ASKER YARİ OLMAK ŞEREFTİR...
☪️

Bir kadın düşünün, ailesi tarafından sevilmeyen, ailesi tarafından şiddete maruz kalan, ailesi tarafından sürtük ve oruspu lakabı takılan, ailesi tarafından çoğu kez tecavüze uğrayan, ailesi tarafından satılan bir zamanlar kız...
O kız büyüyüp ama kendi çabası ve azmi sayesinde, herkesten güçlü olmayı hep biliyordu, bilmeliydi....
O kadın Gecem Akar, o kadın Siyah Avcı, o kadın görünmeyen, o kadın yeri geldiğinde samimi yeri geldiğinde ciddi olan kadın...
O kadın çiçekleri sevmeyen ama solmuş çiçekleri canlandırmayı seven, o kadın ıslanmayı sevmeyen ama yağmurun altında durmayı seven, o kadın samimi olmayı sevmeyen ama gülümsemeyi seven, o kadın gürültü sevmeyen ama insanların sesi olmayı seven, o kadın kırmızı rengi sevmeyen ama düşmanlarının kanını seven KADIN...
Erkek dediğin elini masaya vuracak, KADIN ise o masayı erkeğin kafasında parçalayacak...
🗡️
Yazardan;
Siyah Avcı 2,5 yıldır dağlardaydı, genellikle görevleri ya kampları patlatmak yada esir tutulan timleri kurtarmak ama bunun değişik yanı timi kurtarıp önemli belgeleri alıp ve kampı patlatıp karargaha geri dönmekti. Çünkü artık bu son göreviydi. Dağlardaki maceraları bitiyordu. Zaten hep tek tabancaydı, hiç bir timi olmasını istememişti. Albay bu konuyu açsa hep sıyırıyordu. Ama karargaha döndüğünde bu konu tekrar açılıp kurtulmayacağını bilmiyordu..
Siyah Avcı, hedefine kitlenmiş bir şekilde dağın tepesinde duruyordu, henüz kimseyi vuramazdı çünkü daha timin yerini bulamamıştı. Şiş Kafa iyi saklamıştı timi.
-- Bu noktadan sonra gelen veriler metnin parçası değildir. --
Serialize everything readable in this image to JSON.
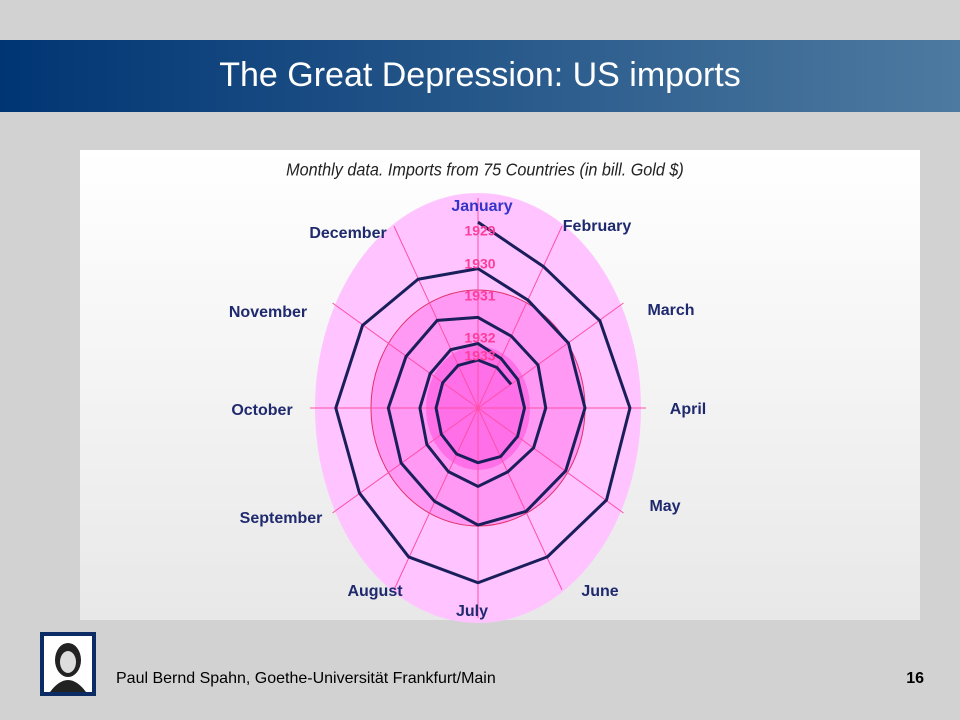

Piç adama Şiş Kafa denilmesinin nedeni, Siyah Avcı bir gün kafasından çok pis yaralamıştı ama ölmemişti, öldürmeyen Allah öldürmüyordu, O kafayla neredeyse 1 yıl öyle gezinmiştir o nedenle hep kafasında bir bez yada şapka olurdu. O yüzden lakabı Şiş Kafayıydı, gerçek ismi ise Şehmuz' du. Siyah Avcı Şiş Kafa' nın yıllardır peşindeydi ama bir türlü piç kurusunu öldüremiyordu maalesef.
Siyah Avcı, timi nasıl kurtaracağını düşünüyordu, aklına başka birşey gelmediği için mecbur bunu yapacaktı ama ilk önce karargaha haber vermesi gerekiyordu. Hemen siyah kamuflajının cebinden karargaha bağlanan telsizi alıp karargahı aradı.
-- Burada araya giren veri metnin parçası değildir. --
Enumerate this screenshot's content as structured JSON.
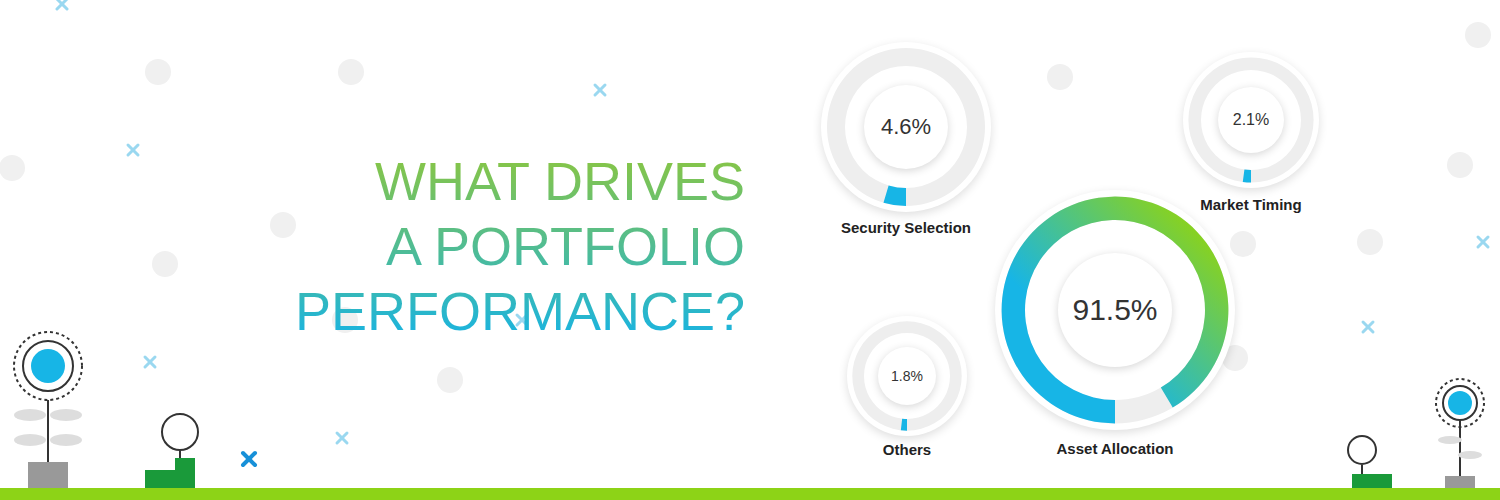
{
  "title": "WHAT DRIVES\nA PORTFOLIO\nPERFORMANCE?",
  "chart_data": [
    {
      "type": "donut",
      "title": "Security Selection",
      "values": [
        4.6
      ],
      "value_labels": [
        "4.6%"
      ],
      "ylim": [
        0,
        100
      ],
      "color": "#17b5e6",
      "data_labels": true,
      "tick_labels": false
    },
    {
      "type": "donut",
      "title": "Market Timing",
      "values": [
        2.1
      ],
      "value_labels": [
        "2.1%"
      ],
      "ylim": [
        0,
        100
      ],
      "color": "#17b5e6",
      "data_labels": true,
      "tick_labels": false
    },
    {
      "type": "donut",
      "title": "Others",
      "values": [
        1.8
      ],
      "value_labels": [
        "1.8%"
      ],
      "ylim": [
        0,
        100
      ],
      "color": "#17b5e6",
      "data_labels": true,
      "tick_labels": false
    },
    {
      "type": "donut",
      "title": "Asset Allocation",
      "values": [
        91.5
      ],
      "value_labels": [
        "91.5%"
      ],
      "ylim": [
        0,
        100
      ],
      "color": "#17b5e6",
      "data_labels": true,
      "tick_labels": false
    }
  ]
}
"Siyah Avcı'dan karargaha" dedi.
"Karargahdan Siyah Avcı' ya dinliyoruz"
"Albay ile hemen görüşmek istiyorum" dedi.
"Emredersiniz"
Bir süre sonra Albay'ın sert ve ciddi sesini duydu.
"Evet Siyah Avcı?"
"Komutanım şuan timin bulunduğu yerdeyim ama yerlerini maalesef bilemiyorum, bilemediğim için içeriyi de dalamam ama bir planım var komutanım."
"Dinliyorum"
...
Gelişi güzel bir yere mermi sıktı, kampın dışındaki nöbetçiler silah sesinin geldiği yöne doğru gidiyorlardı. Siyah Avcı amacına ulaşmak üzereydi.
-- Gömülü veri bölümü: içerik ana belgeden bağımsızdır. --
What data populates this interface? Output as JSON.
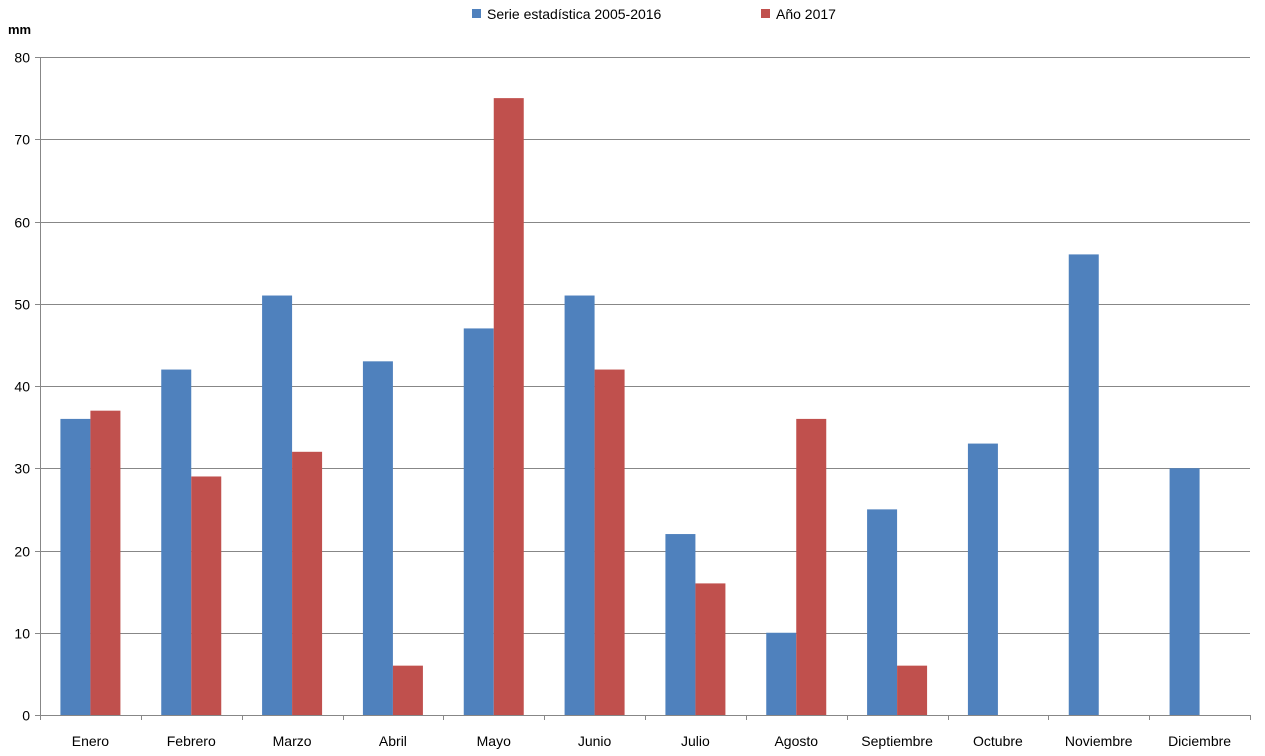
{
  "chart_data": {
    "type": "bar",
    "title": "",
    "xlabel": "",
    "ylabel": "mm",
    "ylim": [
      0,
      80
    ],
    "yticks": [
      0,
      10,
      20,
      30,
      40,
      50,
      60,
      70,
      80
    ],
    "grid": true,
    "legend_position": "top-center",
    "categories": [
      "Enero",
      "Febrero",
      "Marzo",
      "Abril",
      "Mayo",
      "Junio",
      "Julio",
      "Agosto",
      "Septiembre",
      "Octubre",
      "Noviembre",
      "Diciembre"
    ],
    "series": [
      {
        "name": "Serie estadística 2005-2016",
        "color": "#4F81BD",
        "values": [
          36,
          42,
          51,
          43,
          47,
          51,
          22,
          10,
          25,
          33,
          56,
          30
        ]
      },
      {
        "name": "Año 2017",
        "color": "#C0504D",
        "values": [
          37,
          29,
          32,
          6,
          75,
          42,
          16,
          36,
          6,
          null,
          null,
          null
        ]
      }
    ]
  }
}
"Sende kimsın?" dedi itlerden birisi.
"Görmüyor musun Türk eskeridir!" dedi diğer it.
"Oooo bir Türk eskeri daha ha bunuda alalım beşken sevinir"
"Senin o şiveni sikerim ha kafasız it Türk eskeri değil TÜRK ASKERİ!" tüm gücüyle bağırdı Siyah Avcı.
"Hehehe temem anledik anledik Türk eskerisin!"
"Senin o anlama seviyeni bı güzel silkeleyim"
"Çok boş yeptin ya" diğer ite bakarak " Bayılt şu Türk eskerini çok bağırıyor bize iş çıkarmasın."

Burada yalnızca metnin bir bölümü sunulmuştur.